Synchronous request-reply pattern for direct API-to-worker communication.

Use Cases

  • Dispatch backtest jobs
  • Request signal generation
  • Query worker status

Example

from dgbit_api.infra.messaging import NNGClient

# API side (requester)
client = NNGClient("ipc:///tmp/dgbit_cmd.ipc")
await client.connect()

response = await client.send({
    "command": "run_backtest",
    "payload": {
        "symbol": "BTCUSDT",
        "limit": 1000,
    }
})

print(f"Response: {response}")
await client.close()
from dgbit_api.infra.messaging import NNGWorker

# Worker side (replier)
worker = NNGWorker("ipc:///tmp/dgbit_cmd.ipc")
await worker.start()

while True:
    message = await worker.recv()

    # Process message
    result = process_command(message)

    await worker.send(result)

Message Format

{
    "command": "run_backtest",
    "job_uuid": "550e8400-e29b-41d4-a716-446655440000",
    "payload": {
        "symbol": "BTCUSDT",
        "interval": "15",
        "limit": 1000
    }
}

Response Format

{
    "status": "ok",
    "job_uuid": "550e8400-e29b-41d4-a716-446655440000",
    "result": {
        "total_trades": 15,
        "win_rate": 0.60
    }
}

Event Bus (PUB/SUB)

Asynchronous publish-subscribe pattern for event distribution.

Use Cases

  • Job status updates
  • Trade notifications
  • Signal broadcasts
  • System alerts

Example

from dgbit_services import EventPublisher, EventSubscriber

EventPublisher and EventSubscriber are defined in dgbit_services/__init__.py.

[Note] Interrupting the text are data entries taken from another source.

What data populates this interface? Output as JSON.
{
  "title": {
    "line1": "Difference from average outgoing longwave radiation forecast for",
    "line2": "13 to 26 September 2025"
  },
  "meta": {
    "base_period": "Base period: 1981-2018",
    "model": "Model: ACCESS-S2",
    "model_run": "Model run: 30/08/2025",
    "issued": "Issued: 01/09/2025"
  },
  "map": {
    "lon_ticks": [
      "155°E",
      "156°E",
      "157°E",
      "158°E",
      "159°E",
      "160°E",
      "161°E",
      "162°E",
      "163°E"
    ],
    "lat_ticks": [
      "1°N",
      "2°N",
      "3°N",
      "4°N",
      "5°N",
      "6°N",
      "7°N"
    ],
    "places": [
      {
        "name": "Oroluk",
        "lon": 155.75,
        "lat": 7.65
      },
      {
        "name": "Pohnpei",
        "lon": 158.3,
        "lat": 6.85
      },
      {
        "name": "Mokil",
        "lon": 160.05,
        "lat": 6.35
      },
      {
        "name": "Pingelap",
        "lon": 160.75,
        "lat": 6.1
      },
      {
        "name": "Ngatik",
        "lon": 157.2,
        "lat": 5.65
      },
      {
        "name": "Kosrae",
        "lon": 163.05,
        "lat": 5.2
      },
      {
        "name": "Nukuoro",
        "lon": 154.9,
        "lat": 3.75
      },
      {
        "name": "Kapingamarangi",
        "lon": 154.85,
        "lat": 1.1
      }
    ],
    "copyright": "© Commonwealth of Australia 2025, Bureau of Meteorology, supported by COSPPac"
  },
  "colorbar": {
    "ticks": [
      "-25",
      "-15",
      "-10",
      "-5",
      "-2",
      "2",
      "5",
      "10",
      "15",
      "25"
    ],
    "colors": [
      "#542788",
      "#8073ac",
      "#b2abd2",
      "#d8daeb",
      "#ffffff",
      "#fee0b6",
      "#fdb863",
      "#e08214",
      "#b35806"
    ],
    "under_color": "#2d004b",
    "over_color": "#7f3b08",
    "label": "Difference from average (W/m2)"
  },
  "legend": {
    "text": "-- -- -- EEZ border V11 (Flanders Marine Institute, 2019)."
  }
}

See that module for the current API; the related publish/dispatch helpers used by the API service live in dgbit_services/events.py.

Topic Hierarchy

job.created
job.started
job.completed
job.failed

trade.entered
trade.exited
trade.updated

signal.generated

system.health
system.alert

Job Queue (PUSH/PULL)

Work distribution pattern for load balancing across workers.

Use Cases

  • Distribute backtest jobs
  • Balance data fetching
  • Parallel signal generation

In the codebase

Job queue plumbing lives in dgbit_services.jobs:

  • JobQueue enqueues jobs to NNG (PUSH/PULL pattern).
  • JobWorker pulls jobs and runs the registered handler.
  • JobQueueService packages both behind the service-base lifecycle.

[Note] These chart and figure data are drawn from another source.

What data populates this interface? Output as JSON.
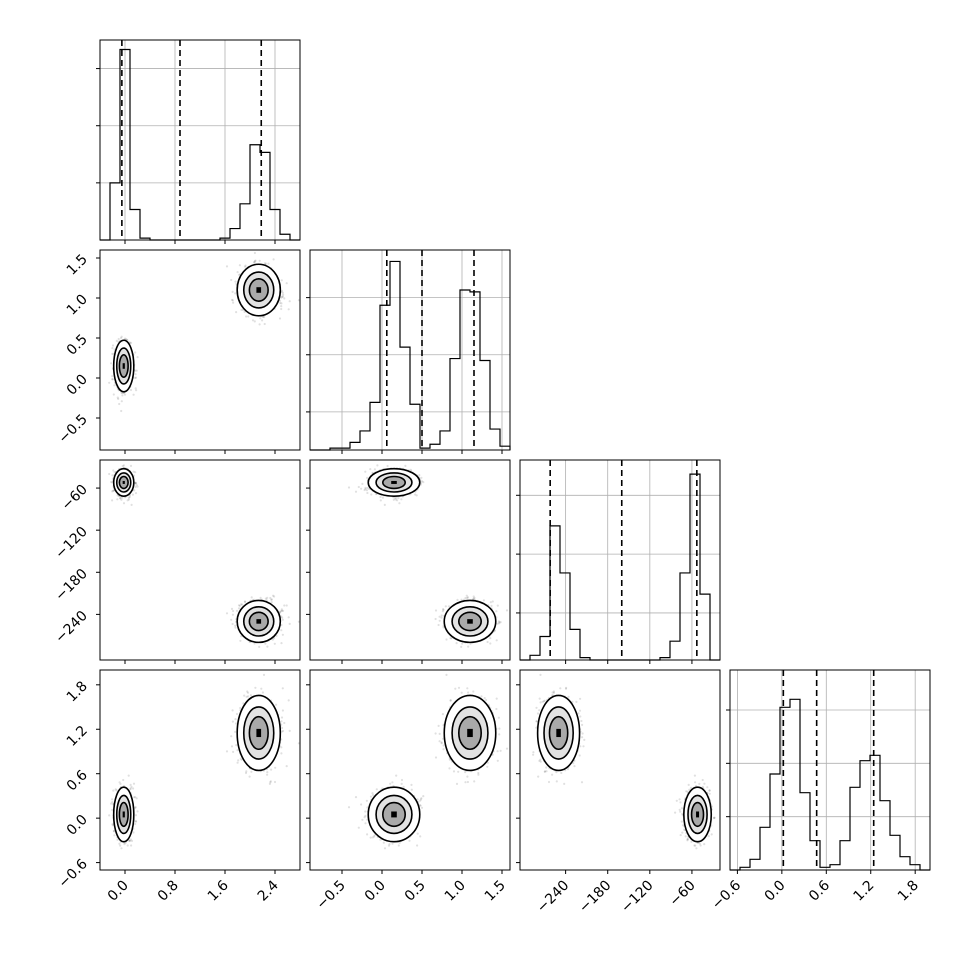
{
  "chart_data": {
    "type": "corner",
    "grid": true,
    "dimensions": [
      {
        "range": [
          -0.4,
          2.8
        ],
        "ticks": [
          {
            "v": 0.0,
            "label": "0.0"
          },
          {
            "v": 0.8,
            "label": "0.8"
          },
          {
            "v": 1.6,
            "label": "1.6"
          },
          {
            "v": 2.4,
            "label": "2.4"
          }
        ],
        "quantiles": [
          -0.05,
          0.88,
          2.18
        ],
        "histogram": {
          "edges": [
            -0.4,
            -0.24,
            -0.08,
            0.08,
            0.24,
            0.4,
            0.56,
            0.72,
            0.88,
            1.04,
            1.2,
            1.36,
            1.52,
            1.68,
            1.84,
            2.0,
            2.16,
            2.32,
            2.48,
            2.64,
            2.8
          ],
          "counts": [
            0,
            0.3,
            1.0,
            0.16,
            0.01,
            0,
            0,
            0,
            0,
            0,
            0,
            0,
            0.01,
            0.06,
            0.19,
            0.5,
            0.46,
            0.16,
            0.03,
            0
          ],
          "ymax": 1.05,
          "yticks": [
            0.3,
            0.6,
            0.9
          ]
        }
      },
      {
        "range": [
          -0.9,
          1.6
        ],
        "ticks": [
          {
            "v": -0.5,
            "label": "−0.5"
          },
          {
            "v": 0.0,
            "label": "0.0"
          },
          {
            "v": 0.5,
            "label": "0.5"
          },
          {
            "v": 1.0,
            "label": "1.0"
          },
          {
            "v": 1.5,
            "label": "1.5"
          }
        ],
        "quantiles": [
          0.06,
          0.5,
          1.15
        ],
        "histogram": {
          "edges": [
            -0.9,
            -0.775,
            -0.65,
            -0.525,
            -0.4,
            -0.275,
            -0.15,
            -0.025,
            0.1,
            0.225,
            0.35,
            0.475,
            0.6,
            0.725,
            0.85,
            0.975,
            1.1,
            1.225,
            1.35,
            1.475,
            1.6
          ],
          "counts": [
            0,
            0,
            0.01,
            0.01,
            0.04,
            0.1,
            0.25,
            0.76,
            0.99,
            0.54,
            0.24,
            0.01,
            0.03,
            0.1,
            0.48,
            0.84,
            0.83,
            0.47,
            0.11,
            0.02
          ],
          "ymax": 1.05,
          "yticks": [
            0.2,
            0.5,
            0.8
          ]
        }
      },
      {
        "range": [
          -305,
          -20
        ],
        "ticks": [
          {
            "v": -240,
            "label": "−240"
          },
          {
            "v": -180,
            "label": "−180"
          },
          {
            "v": -120,
            "label": "−120"
          },
          {
            "v": -60,
            "label": "−60"
          }
        ],
        "quantiles": [
          -262,
          -160,
          -53
        ],
        "histogram": {
          "edges": [
            -305,
            -290.75,
            -276.5,
            -262.25,
            -248,
            -233.75,
            -219.5,
            -205.25,
            -191,
            -176.75,
            -162.5,
            -148.25,
            -134,
            -119.75,
            -105.5,
            -91.25,
            -77,
            -62.75,
            -48.5,
            -34.25,
            -20
          ],
          "counts": [
            0,
            0.02,
            0.1,
            0.57,
            0.37,
            0.13,
            0.01,
            0,
            0,
            0,
            0,
            0,
            0,
            0,
            0.01,
            0.08,
            0.37,
            0.79,
            0.28,
            0
          ],
          "ymax": 0.85,
          "yticks": [
            0.2,
            0.45,
            0.7
          ]
        }
      },
      {
        "range": [
          -0.7,
          2.0
        ],
        "ticks": [
          {
            "v": -0.6,
            "label": "−0.6"
          },
          {
            "v": 0.0,
            "label": "0.0"
          },
          {
            "v": 0.6,
            "label": "0.6"
          },
          {
            "v": 1.2,
            "label": "1.2"
          },
          {
            "v": 1.8,
            "label": "1.8"
          }
        ],
        "quantiles": [
          0.02,
          0.47,
          1.24
        ],
        "histogram": {
          "edges": [
            -0.7,
            -0.565,
            -0.43,
            -0.295,
            -0.16,
            -0.025,
            0.11,
            0.245,
            0.38,
            0.515,
            0.65,
            0.785,
            0.92,
            1.055,
            1.19,
            1.325,
            1.46,
            1.595,
            1.73,
            1.865,
            2.0
          ],
          "counts": [
            0,
            0.01,
            0.04,
            0.16,
            0.36,
            0.61,
            0.64,
            0.29,
            0.11,
            0.01,
            0.02,
            0.11,
            0.31,
            0.41,
            0.43,
            0.26,
            0.13,
            0.05,
            0.02,
            0
          ],
          "ymax": 0.75,
          "yticks": [
            0.2,
            0.4,
            0.6
          ]
        }
      }
    ],
    "modes": [
      {
        "center": [
          -0.02,
          0.15,
          -52,
          0.05
        ],
        "sigma": [
          0.07,
          0.14,
          8.5,
          0.16
        ],
        "weight": 0.5
      },
      {
        "center": [
          2.14,
          1.1,
          -250,
          1.15
        ],
        "sigma": [
          0.15,
          0.14,
          13,
          0.22
        ],
        "weight": 0.5
      }
    ],
    "contour_levels": [
      1.0,
      1.6,
      2.3
    ]
  }
}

See dgbit-api/src/dgbit_services/jobs.py for the current method signatures.

Load Balancing

Multiple workers can pull from the same queue:

              ┌─────────────┐
              │  Producer   │
              └─────────────┘
              ┌─────────────┐
              │    Queue    │
              └─────────────┘
         ┌──────────┼──────────┐
         ▼          ▼          ▼
    ┌─────────┐ ┌─────────┐ ┌─────────┐
    │Worker 1 │ │Worker 2 │ │Worker 3 │
    └─────────┘ └─────────┘ └─────────┘

Socket Addresses

Socket Address Pattern
Command ipc:///tmp/dgbit_cmd.ipc REQ/REP
Event ipc:///tmp/dgbit_evt.ipc PUB/SUB
Queue ipc:///tmp/dgbit_queue.ipc PUSH/PULL
Data ipc:///tmp/dgbit_data.ipc REQ/REP

Configure via environment variables:

NNG_COMMAND_ADDRESS=ipc:///tmp/dgbit_cmd.ipc
NNG_EVENT_ADDRESS=ipc:///tmp/dgbit_evt.ipc
NNG_JOB_QUEUE_ADDRESS=ipc:///tmp/dgbit_queue.ipc

Error Handling

Timeouts

client = NNGClient(address, timeout_ms=30000)

try:
    response = await client.send(message)
except TimeoutError:
    logger.error("Request timed out")

Reconnection

class ResilientClient:
    async def send(self, message):
        for attempt in range(3):
            try:
                return await self.client.send(message)
            except ConnectionError:
                await asyncio.sleep(2 ** attempt)
                await self.client.connect()
        raise ConnectionError("Failed after 3 attempts")

Dead Letter Queue

Handle unprocessable messages:

async def process_with_dlq(job):
    try:
        return await process_job(job)
    except Exception as e:
        await dead_letter_queue.push({
            "original_job": job,
            "error": str(e),
            "timestamp": datetime.utcnow().isoformat(),
        })

Performance

NNG benchmarks vary widely by message size, payload shape, and hardware. The dgbit codebase does not ship its own benchmark suite; refer to the upstream nanomsg-next-generation docs for representative numbers.

Best Practices

  1. Use appropriate patterns
  2. REQ/REP for queries requiring responses
  3. PUB/SUB for notifications
  4. PUSH/PULL for work distribution

  5. Handle failures gracefully

  6. Implement timeouts
  7. Add retry logic
  8. Log errors

  9. Monitor queue depth

  10. Alert on backlog
  11. Scale workers as needed

  12. Message sizing

  13. Keep messages small
  14. Use references for large data